Go the F**k to Sleep, by Adam Mansbach and Ricardo Cortes (Akashic Books, 32 pp., $14.95)

Bumble-Ardy, by Maurice Sendak (HarperCollins, 40 pp., $17.95)

The cheapeners of American culture have invaded Broadway and Hollywood, TV sitcoms, rap music, popular song, novels, magazines, and, of course, the Internet. But throughout all this degradation, one area was assumed to be off limits: the nursery.

Ah, but that was before the appearance of a children’s book entitled Go the F**k to Sleep. With the aid of Ricardo Cortés’s colorful illustrations, novelist Adam Mansbach has managed to vulgarize a universal experience—getting children to shut their eyes and go off to dreamland without asking for yet another glass of water, yet another trip to the bathroom, yet another bedtime story.

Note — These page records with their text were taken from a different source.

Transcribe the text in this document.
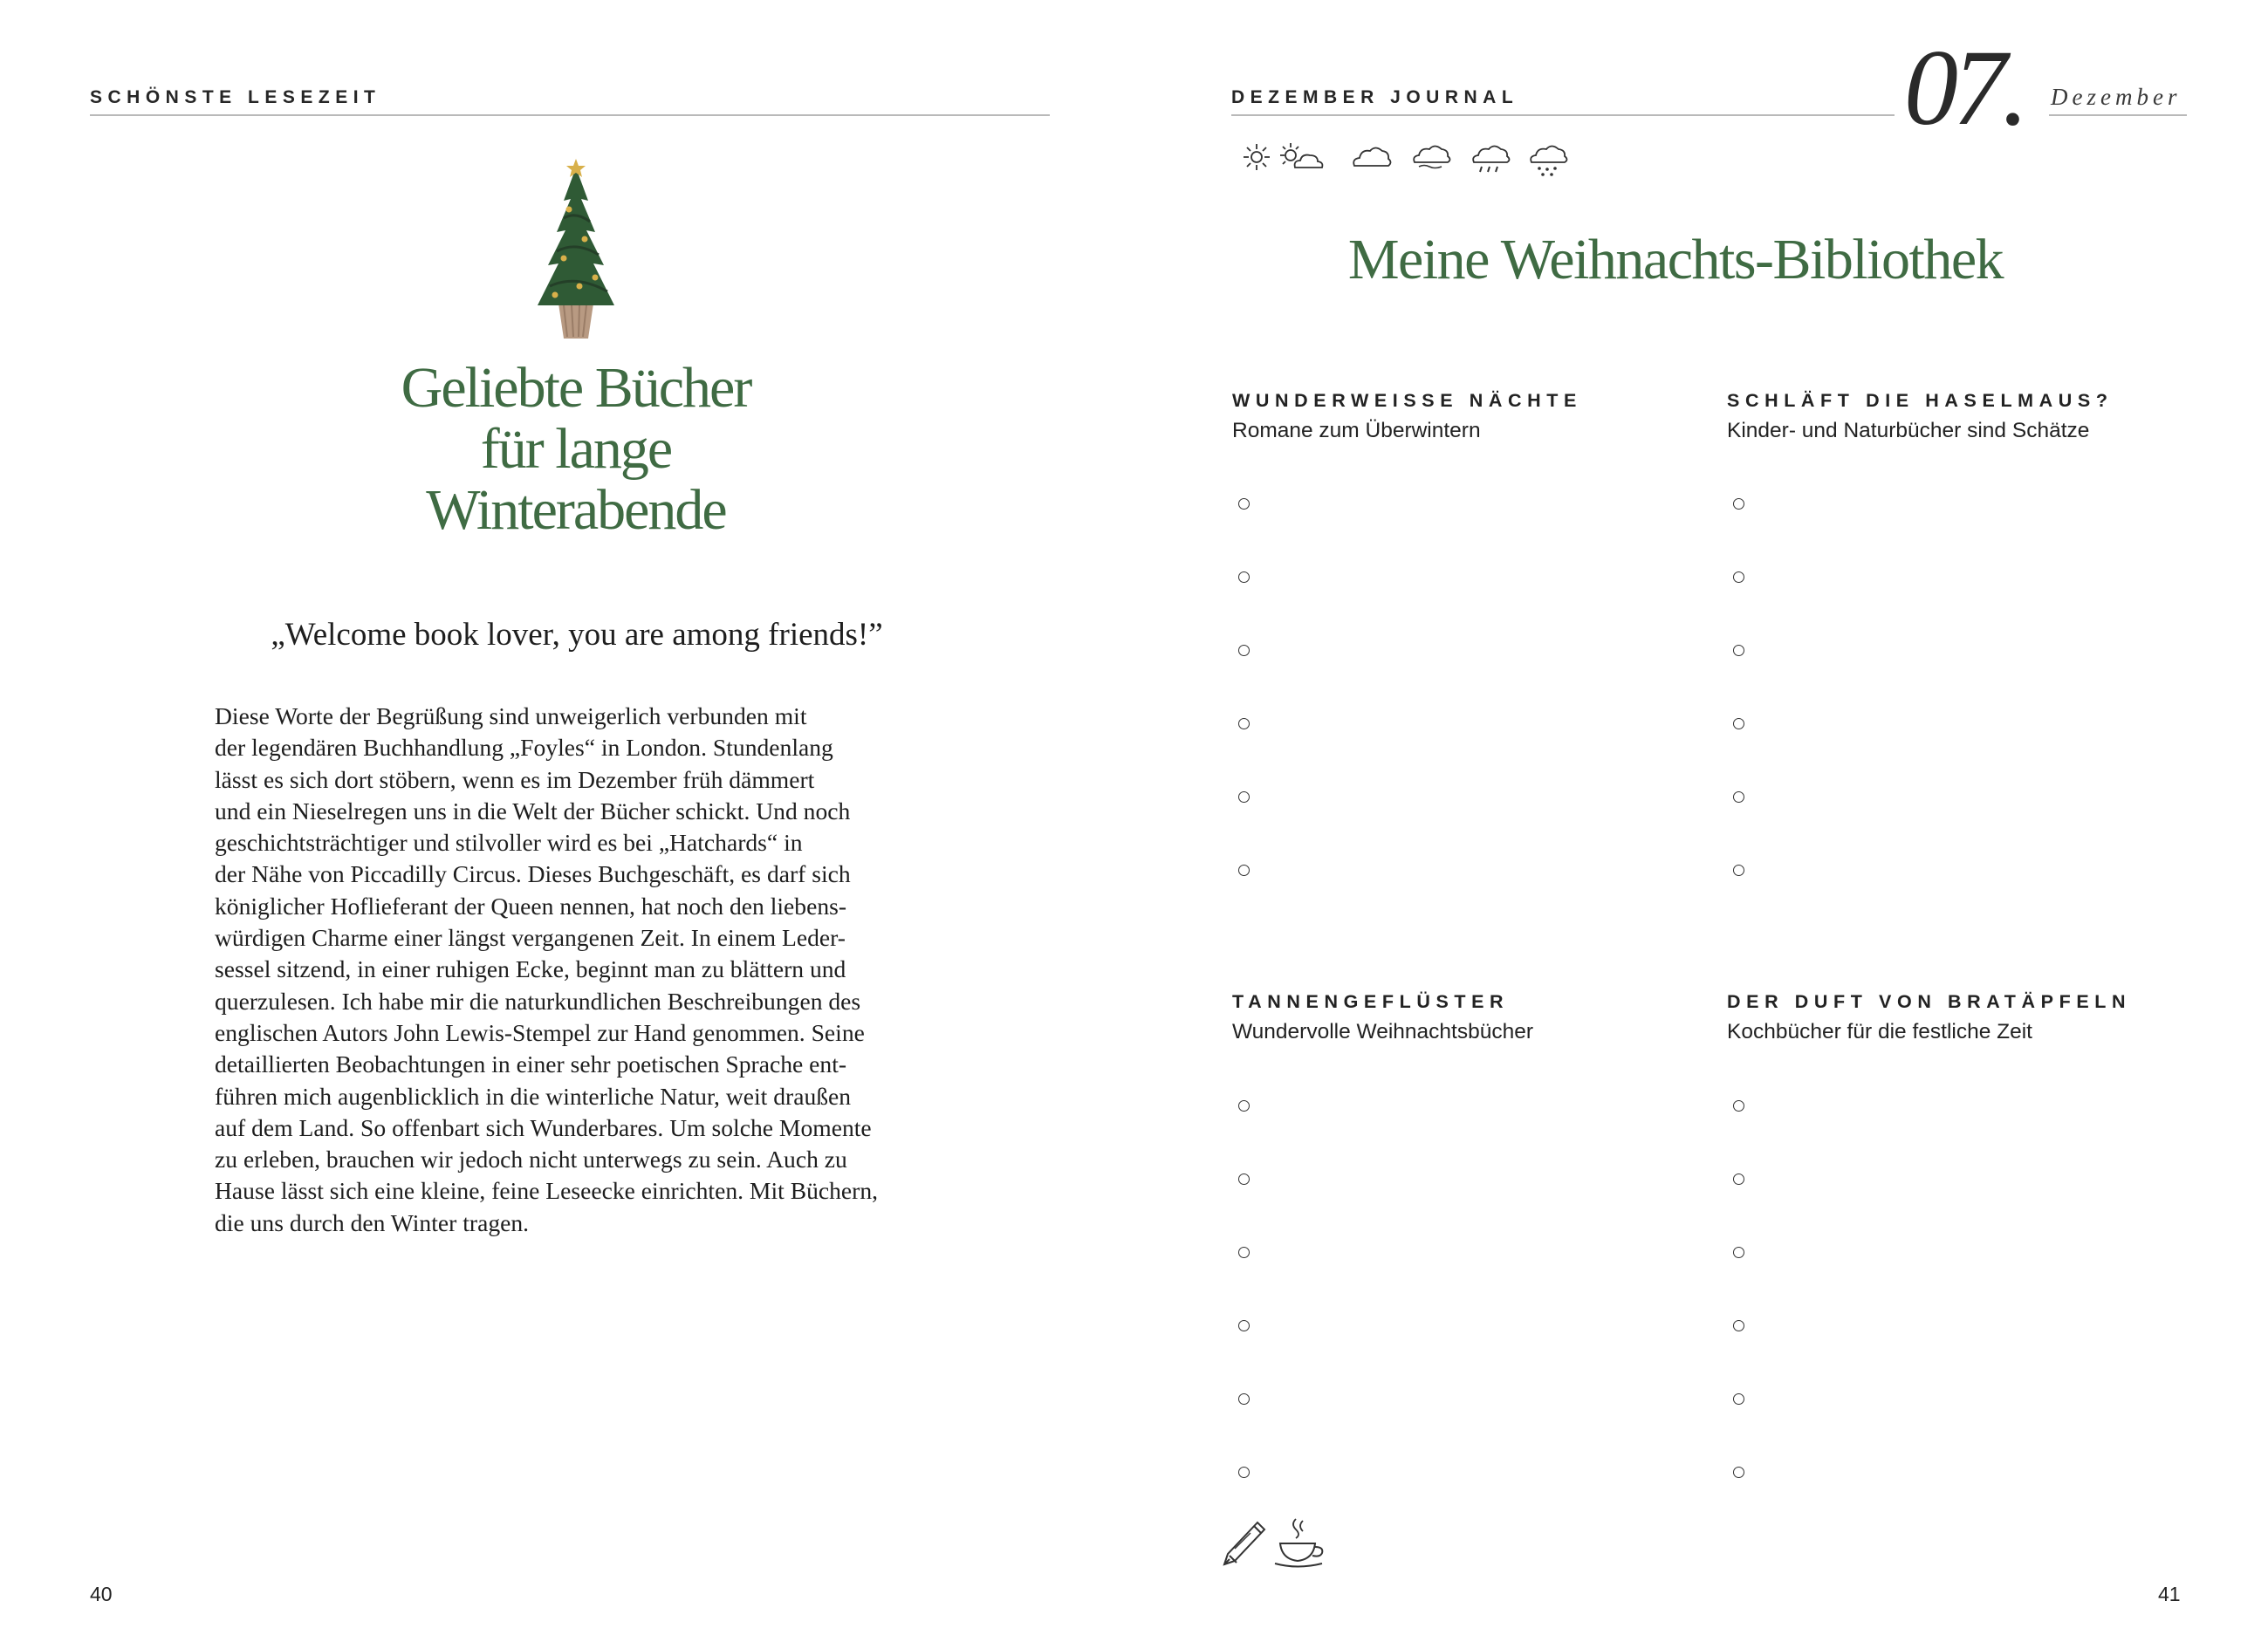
SCHÖNSTE LESEZEIT
Geliebte Bücher
für lange
Winterabende
„Welcome book lover, you are among friends!”
Diese Worte der Begrüßung sind unweigerlich verbunden mit
der legendären Buchhandlung „Foyles“ in London. Stundenlang
lässt es sich dort stöbern, wenn es im Dezember früh dämmert
und ein Nieselregen uns in die Welt der Bücher schickt. Und noch
geschichtsträchtiger und stilvoller wird es bei „Hatchards“ in
der Nähe von Piccadilly Circus. Dieses Buchgeschäft, es darf sich
königlicher Hoflieferant der Queen nennen, hat noch den liebens-
würdigen Charme einer längst vergangenen Zeit. In einem Leder-
sessel sitzend, in einer ruhigen Ecke, beginnt man zu blättern und
querzulesen. Ich habe mir die naturkundlichen Beschreibungen des
englischen Autors John Lewis-Stempel zur Hand genommen. Seine
detaillierten Beobachtungen in einer sehr poetischen Sprache ent-
führen mich augenblicklich in die winterliche Natur, weit draußen
auf dem Land. So offenbart sich Wunderbares. Um solche Momente
zu erleben, brauchen wir jedoch nicht unterwegs zu sein. Auch zu
Hause lässt sich eine kleine, feine Leseecke einrichten. Mit Büchern,
die uns durch den Winter tragen.
40
DEZEMBER JOURNAL	07. Dezember
Meine Weihnachts-Bibliothek
WUNDERWEISSE NÄCHTE
Romane zum Überwintern
SCHLÄFT DIE HASELMAUS?
Kinder- und Naturbücher sind Schätze
TANNENGEFLÜSTER
Wundervolle Weihnachtsbücher
DER DUFT VON BRATÄPFELN
Kochbücher für die festliche Zeit
41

It’s no secret that mothers and fathers find this a difficult time in child development; not for nothing are those years called the Terrible Twos. But healthy parents handle it with patience and grit, whispering their grumbles to each other, and getting on with life. This slim volume, however, is not concerned with healthy responses. A typical rhyme reads:

The tiger reclines in the simmering jungle,
The sparrow has silenced her cheep.
F——your stuffed bear, I’m not getting you s——,
Close your eyes. Cut the crap. Sleep.

The back cover of Go the F**k to Sleep trails praise from National Public Radio (“Incredibly appealing”), Newsweek (“Delightfully obscene”), and the Washington Post (“May just redefine the modern ‘parenting’ market”). These are exactly the sort of institutions appalled by the sight of little girls wearing lipstick and eye shadow at beauty contests for eight-year-olds, or by the sounds of fathers and mothers screaming death threats at a Little League umpire. But it’s all of a piece: the stealing of childhood from children by pushing the tarted-up outfits, the cheesy bush-league behavior, the self-congratulatory cocky-doody language of adults with few standards and no taste.

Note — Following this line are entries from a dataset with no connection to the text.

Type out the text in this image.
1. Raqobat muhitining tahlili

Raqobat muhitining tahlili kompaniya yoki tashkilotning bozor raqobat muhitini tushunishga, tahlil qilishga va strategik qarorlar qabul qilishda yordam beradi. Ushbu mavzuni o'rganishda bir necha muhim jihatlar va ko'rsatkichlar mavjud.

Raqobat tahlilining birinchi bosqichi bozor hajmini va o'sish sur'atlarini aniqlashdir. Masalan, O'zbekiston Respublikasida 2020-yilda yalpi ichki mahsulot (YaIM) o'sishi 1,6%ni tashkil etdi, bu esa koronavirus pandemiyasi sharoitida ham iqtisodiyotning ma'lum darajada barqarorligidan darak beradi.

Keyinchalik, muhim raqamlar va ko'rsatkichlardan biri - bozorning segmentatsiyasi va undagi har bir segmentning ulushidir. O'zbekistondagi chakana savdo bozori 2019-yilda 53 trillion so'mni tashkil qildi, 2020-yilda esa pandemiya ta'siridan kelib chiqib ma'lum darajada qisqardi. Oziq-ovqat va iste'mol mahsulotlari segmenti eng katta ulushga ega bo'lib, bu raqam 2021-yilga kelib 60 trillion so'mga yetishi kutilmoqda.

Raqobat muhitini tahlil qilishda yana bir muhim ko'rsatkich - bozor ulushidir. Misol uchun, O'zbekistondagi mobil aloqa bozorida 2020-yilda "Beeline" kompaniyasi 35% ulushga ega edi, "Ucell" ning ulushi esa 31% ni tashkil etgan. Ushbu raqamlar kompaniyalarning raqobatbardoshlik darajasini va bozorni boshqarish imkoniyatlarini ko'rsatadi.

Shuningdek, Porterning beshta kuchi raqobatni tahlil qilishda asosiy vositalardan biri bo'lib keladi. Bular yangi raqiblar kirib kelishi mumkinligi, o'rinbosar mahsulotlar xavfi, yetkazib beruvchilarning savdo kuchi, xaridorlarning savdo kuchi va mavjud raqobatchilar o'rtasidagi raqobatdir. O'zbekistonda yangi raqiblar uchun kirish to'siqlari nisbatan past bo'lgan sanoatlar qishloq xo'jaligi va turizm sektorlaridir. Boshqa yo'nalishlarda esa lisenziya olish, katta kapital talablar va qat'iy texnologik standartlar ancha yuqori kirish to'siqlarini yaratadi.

It’s instructive to compare Go the F**k to Sleep with a new book by an old man. In Bumble-Ardy, Maurice Sendak, 83, the doyen of children’s books, tells the tale of a pig who never gets to celebrate his birthday. Sendak doesn’t shy away from unpleasant reality:

When Bumble was eight
(Oh, pig-knuckled fate!)
His immediate family gorged and gained weight
And got ate.

The difference is that Sendak’s book uses wit, along with a respect for language, for subject matter, and, most importantly, for children’s minds. Mansbach’s book is coarse in content, and awed only by praise and profits. In the present culture, it was bound to succeed, and, indeed, it became a #1 New York Times bestseller. From there, it could only go down, in every sense of the word.